Le sang de la terre

Bernadette Dubus

nouvelle

Le sang de la terre

 

La conversation est un jeu de sécateur… Oh la belle maxime ! Jules Renard taille le cœur des hommes comme le vigneron les branches de la vigne.

 

L'hiver a posé son manteau glacé sur les vignes endormies. De longs rameaux, cherchant en vain le soleil, s'étirent vers le ciel de leurs longs bras anorexiques. Ce n'est pas un jeu, c'est une priorité. Chaque être a besoin de lumière pour vivre. Ces rameaux, hélas vieillissants, confirment la règle. Malheureusement, pour que s'épanouissent les grappes lourdes de grains, leur temps est compté. Au petit matin, tandis qu'une brume froide plane sur les vignes, les hommes, le corps voûté, emmitouflés dans une vieille veste, le bonnet enfoncé jusqu'aux oreilles, affrontent les intempéries le sécateur à la main. Cette rencontre matinale n'a rien de mondain. Ils parlent peu. Une buée éthérée accompagne les mots, les enveloppe, les rends précieux. Point n'est besoin de raconter sa vie. Il suffit d'être là, l'autre sait. Et puis « la conversation est un jeu de sécateur où chacun taille la voix du voisin aussitôt qu'elle pousse ». Eux, ils sont là pour tailler la vigne. C'est leur survie. Leurs chaussures s'accrochent aux cailloux où croissent les ceps noueux comme pour adhérer à cette terre qui les fait exister. Leurs musclent se tordent, se nouent, vieilles souches douloureuses aliénées aux vents. Ils ont le visage buriné de tous les travailleurs de la terre, partout dans le monde. On n'entend que les cliquetis des sécateurs, le bruit léger de la chute des sarments sur le sol dur et froid. La brume s'est retirée. Le ciel, d'un bleu limpide, regarde ses travailleurs d'un œil bienveillant. Mais ne nous méprenons pas : il les surveille. Attention, on ne taille pas la vigne n'importe comment. Rien n'est jamais acquis. La récolte dépend de leur savoir-faire, de leur dextérité, de leurs mains glacées même dans les gants. Le froid est devenu sec et piquant. Ce matin, à la radio, ils ont dit qu'il neigerait. Il faut s'activer, demain les ceps seront libérés des vieux sarments devenus inutiles. Ces sarments, qui ont porté la vie à profusion, brûleront dans la cheminée, serviront aux grillades estivales tandis que les enfants courront sur le gazon.

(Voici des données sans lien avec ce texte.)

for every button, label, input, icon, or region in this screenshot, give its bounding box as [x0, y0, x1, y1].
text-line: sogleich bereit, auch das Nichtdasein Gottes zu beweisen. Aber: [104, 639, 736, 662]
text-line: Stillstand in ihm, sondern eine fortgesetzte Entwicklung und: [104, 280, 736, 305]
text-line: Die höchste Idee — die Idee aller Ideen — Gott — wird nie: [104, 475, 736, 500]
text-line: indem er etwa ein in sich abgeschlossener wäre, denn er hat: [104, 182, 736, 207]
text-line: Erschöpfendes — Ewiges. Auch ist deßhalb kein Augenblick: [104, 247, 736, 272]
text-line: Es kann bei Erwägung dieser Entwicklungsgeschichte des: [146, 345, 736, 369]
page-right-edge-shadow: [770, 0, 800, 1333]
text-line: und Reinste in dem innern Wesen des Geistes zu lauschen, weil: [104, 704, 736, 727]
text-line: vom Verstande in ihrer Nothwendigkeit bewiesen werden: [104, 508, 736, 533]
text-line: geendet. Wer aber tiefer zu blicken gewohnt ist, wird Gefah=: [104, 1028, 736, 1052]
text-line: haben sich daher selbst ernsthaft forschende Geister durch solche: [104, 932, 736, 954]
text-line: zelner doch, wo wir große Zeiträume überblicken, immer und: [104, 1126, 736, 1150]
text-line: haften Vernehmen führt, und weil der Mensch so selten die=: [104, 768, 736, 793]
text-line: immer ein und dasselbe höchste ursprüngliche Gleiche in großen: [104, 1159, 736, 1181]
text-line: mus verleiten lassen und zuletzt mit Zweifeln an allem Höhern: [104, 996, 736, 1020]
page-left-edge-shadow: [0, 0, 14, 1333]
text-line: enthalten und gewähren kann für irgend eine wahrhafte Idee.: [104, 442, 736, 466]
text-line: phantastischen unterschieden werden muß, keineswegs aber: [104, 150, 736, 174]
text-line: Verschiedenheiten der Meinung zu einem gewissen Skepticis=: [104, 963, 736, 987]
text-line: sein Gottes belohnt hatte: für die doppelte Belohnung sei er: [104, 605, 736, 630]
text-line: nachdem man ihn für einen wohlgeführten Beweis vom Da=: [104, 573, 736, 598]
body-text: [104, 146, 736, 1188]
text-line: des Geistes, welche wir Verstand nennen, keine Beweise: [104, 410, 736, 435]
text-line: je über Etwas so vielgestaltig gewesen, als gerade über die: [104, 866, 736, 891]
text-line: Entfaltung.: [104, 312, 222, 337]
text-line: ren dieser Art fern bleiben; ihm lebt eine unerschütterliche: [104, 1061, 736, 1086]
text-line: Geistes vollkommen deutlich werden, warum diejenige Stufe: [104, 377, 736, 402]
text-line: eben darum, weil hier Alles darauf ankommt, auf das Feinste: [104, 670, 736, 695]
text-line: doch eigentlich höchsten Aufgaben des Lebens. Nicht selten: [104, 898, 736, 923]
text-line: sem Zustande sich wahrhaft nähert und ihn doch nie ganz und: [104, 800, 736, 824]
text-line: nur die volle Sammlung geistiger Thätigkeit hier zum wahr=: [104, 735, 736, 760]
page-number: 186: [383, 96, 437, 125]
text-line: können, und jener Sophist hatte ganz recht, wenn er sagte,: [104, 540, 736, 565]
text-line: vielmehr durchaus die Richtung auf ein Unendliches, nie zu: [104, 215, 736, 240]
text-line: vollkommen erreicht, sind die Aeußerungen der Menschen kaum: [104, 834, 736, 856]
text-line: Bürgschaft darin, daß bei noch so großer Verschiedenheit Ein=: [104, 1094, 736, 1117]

Qui saura, au moment des genêts en fleurs, l'obstination quasi charnelle de ces hommes de l'ombre au cœur de l'hiver ? Ce qu'il a fallu de douleurs non dites, d'amour réciproque entre la terre et l'homme, de lutte entre l'esprit espoir et le corps fatigué ? Cet amour partagé donnera naissance à des bourgeons, des branches des feuilles, des grappes lourdes de grains sucrés au moment où le soleil dispensera sa chaleur sur une terre déshydratée. Et des grains, le sang de la terre, le jus de la vie, le suc de la vie et celui de la mort entremêlés.

Lorsque vous déboucherez une bouteille, sachez que vous allez déguster la sueur des hommes à la nature mêlée.